Second, and more importantly, it does not work with filenames containing spaces. The for loop treats filenames with a space as two different filenames (the part before and the part after the space are seen as two different values that $i should assume). I have not found an easy escape from this; if anyone know how to tell a bash for loop to use a newline-separated list of values instead of a (white)space separated one, please tell me
all this led me to the following script:
Code:
#!/bin/bash
#use this if you want your mp3s in a new dir
#target="music_dir/wma_to_mp3"
current_directory=$( pwd )
files="$(find -iname '*.wma')" #returns a newline-separated list of files
count="$(echo "$files" | wc -l)" #number of files
for j in $(seq 1 "$count"); do
# get file nr. $j
filename=$(echo "$files" | sed -n ''$j'p')
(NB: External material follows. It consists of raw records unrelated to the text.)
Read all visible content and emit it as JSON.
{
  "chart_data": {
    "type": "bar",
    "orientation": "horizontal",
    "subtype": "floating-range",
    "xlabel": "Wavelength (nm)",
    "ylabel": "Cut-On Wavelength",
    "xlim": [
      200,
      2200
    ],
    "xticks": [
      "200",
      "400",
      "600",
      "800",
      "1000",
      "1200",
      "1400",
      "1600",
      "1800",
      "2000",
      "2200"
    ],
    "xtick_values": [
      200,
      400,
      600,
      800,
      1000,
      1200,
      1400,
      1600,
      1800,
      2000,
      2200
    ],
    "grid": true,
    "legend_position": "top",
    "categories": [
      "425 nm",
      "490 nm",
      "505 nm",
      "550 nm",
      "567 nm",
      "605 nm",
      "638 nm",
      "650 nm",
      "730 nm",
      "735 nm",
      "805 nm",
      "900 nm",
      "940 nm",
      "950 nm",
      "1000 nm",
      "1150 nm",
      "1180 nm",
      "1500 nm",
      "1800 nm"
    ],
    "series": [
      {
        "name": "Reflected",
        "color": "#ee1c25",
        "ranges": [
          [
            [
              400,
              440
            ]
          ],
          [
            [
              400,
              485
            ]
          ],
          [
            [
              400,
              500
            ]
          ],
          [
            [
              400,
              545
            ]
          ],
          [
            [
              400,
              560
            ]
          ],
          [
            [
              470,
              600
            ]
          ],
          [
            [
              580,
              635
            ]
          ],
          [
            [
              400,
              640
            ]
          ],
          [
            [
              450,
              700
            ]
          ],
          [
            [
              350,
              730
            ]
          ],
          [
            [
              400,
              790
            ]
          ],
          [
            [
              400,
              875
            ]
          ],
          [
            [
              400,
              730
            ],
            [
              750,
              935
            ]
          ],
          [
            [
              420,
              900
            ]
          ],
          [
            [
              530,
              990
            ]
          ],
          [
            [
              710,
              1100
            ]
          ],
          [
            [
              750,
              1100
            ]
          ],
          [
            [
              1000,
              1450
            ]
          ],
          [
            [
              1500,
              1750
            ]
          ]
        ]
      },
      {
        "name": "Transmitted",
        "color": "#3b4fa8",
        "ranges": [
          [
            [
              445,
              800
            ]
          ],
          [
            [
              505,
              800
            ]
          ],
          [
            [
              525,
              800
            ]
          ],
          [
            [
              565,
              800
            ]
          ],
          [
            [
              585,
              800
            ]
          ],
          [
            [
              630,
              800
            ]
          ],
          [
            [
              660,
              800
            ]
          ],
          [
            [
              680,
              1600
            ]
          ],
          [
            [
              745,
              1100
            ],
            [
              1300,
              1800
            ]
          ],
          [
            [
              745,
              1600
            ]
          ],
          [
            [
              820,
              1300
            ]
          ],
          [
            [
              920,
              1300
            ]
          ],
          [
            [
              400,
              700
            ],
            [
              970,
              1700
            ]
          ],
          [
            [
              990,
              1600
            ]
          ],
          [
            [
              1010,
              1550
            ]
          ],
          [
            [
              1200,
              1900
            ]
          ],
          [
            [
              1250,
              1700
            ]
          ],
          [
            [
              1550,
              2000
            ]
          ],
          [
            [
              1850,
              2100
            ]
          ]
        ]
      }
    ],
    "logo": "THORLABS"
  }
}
subdir="$(dirname "$filename" | sed -e 's_^./__')"
#set destination file
#replace ./ with "$target" if you want your mp3s in a new dir
dest=./"$subdir"/"$(basename "$filename" | tr A-Z' ' a-z_ | sed -e 's/wma$/mp3/')"
#creates subdir if necessary
#(use if you replace ./ in the above line by "$target")
#if [ ! -e "$target""$subdir" ]
#then
# mkdir -p "$target""$subdir"
# echo "created directory "$target""$subdir""
#fi
#rip+encode using mplayer and lame
echo "["$j"/"$count"] ripping "$filename""
mplayer -really-quiet -vo null -vc null -af resample=44100 -ao pcm:waveheader "$filename"
echo "["$j"/"$count"] encoding "$filename" to "$dest""
lame -quiet -m s audiodump.wav -o "$dest"
done
rm audiodump.wav
feel free to remove the tr A-Z' ' a-z_ part in the dest= line; it's only there because i want my filenames to be lowercase and space-less. Make sure you handle uppercase extensions well though, if you remove it you should probably replace the sed command that follows it by
Code:
sed -e 's/[Ww][Mm][Aa]$/mp3/'
EDIT: changed the script to more graciously handle subdirectories, and use a for instead of a while loop.
This script was bombing bad on me so I tweaked it a little. Here's my rendition of the same script.
Code:
#!/bin/bash
current_directory=$( pwd )
#remove spaces
for i in *.wma; do mv "$i" `echo $i | tr ' ' '_'`; done
#remove uppercase
for i in *.[Ww][Mm][Aa]; do mv "$i" `echo $i | tr '[A-Z]' '[a-z]'`; done
#Rip with Mplayer / encode with LAME
for i in *.wma ; do
mplayer -vo null -vc dummy -af resample=44100 -ao pcm:waveheader $i && lame -m s -h -V0 --vbr-new audiodump.wav -o $i; done
#convert file names
for i in *.wma; do mv "$i" "`basename "$i" .wma`.mp3"; done
rm audiodump.wav
Ive been using the script submitted by bospaadje above and i dont believe it is running a search on any files that are more than one folder deep
eg if i run the script from /home/glope then /home/glope and /home/glope/1 or /home/glope/2 will be checked however /home/glope/1/1 will not be as its two levels deeper than the original folder the script is run from
Is this assumption correct and if so is there a way around it?